All the Difference directed by Tod Lending  ::  This PBS documentary follows two low-income African-American young men from the violence-ridden South Side of Chicago who struggle to beat the odds and complete high school and graduate from college. The documentary offers a close-up look at what helped these two students overcome multiple obstacles and setbacks.



In Memoriam of Philando Castile  ::  The Minneapolis-based community-building organization Pollen put together this collage of music, spoken word, art, and poetry as a response to the shooting of Philando Castile. Especially noteworthy for homeschoolers might be the list of resources compiled by Twin Cities spoken word artist and community organizer Guante. That list can also be found here: http://www.guante.info/2016/07/a-few-resources-links-and-readings.html



One thing I didn’t want to do with my son was pretend that racism and civil rights abuses were only a southern problem. Up here in the Twin Cities, one of our most painful legacies is the fate of St. Paul’s Rondo neighborhood, a thriving, vibrant African-American community that officials obliterated to make way for Interstate 94. 

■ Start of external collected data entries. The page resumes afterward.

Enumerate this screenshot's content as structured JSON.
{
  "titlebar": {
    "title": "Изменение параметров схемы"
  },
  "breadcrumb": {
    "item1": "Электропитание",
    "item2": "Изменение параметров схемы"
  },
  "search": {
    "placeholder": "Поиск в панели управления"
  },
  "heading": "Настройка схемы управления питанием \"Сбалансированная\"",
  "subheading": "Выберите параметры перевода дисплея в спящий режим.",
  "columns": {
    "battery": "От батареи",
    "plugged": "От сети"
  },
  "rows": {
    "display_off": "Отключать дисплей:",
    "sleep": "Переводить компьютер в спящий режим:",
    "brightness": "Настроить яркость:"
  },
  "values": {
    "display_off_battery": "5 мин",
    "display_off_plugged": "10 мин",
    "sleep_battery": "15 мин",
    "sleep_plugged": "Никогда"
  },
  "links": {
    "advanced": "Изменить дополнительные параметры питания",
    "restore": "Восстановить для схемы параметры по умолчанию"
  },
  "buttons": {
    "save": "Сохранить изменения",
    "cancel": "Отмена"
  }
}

The same kind of destruction happened in many other cities, including Chicago, Miami, Los Angeles, Seattle, and Baltimore. The Minnesota Historical Society recently organized a bus and walking tour featuring Rondo history that my son and I were able to participate in. It was a great way for us to learn about the continuing effects of racism and meet people who’d been affected by losing their homes and businesses in the name of progress. A Google search of a phrase such as “How interstates damaged black neighborhoods” yields a plethora of articles. With just a little bit of digging, I suspect you could find similar stories and opportunities for investigation close to home, too—or if you already know about these stories, I’ll bet there are ways you and your family can take an even closer look at the racist legacies in your own back yard and on the roads you travel every day.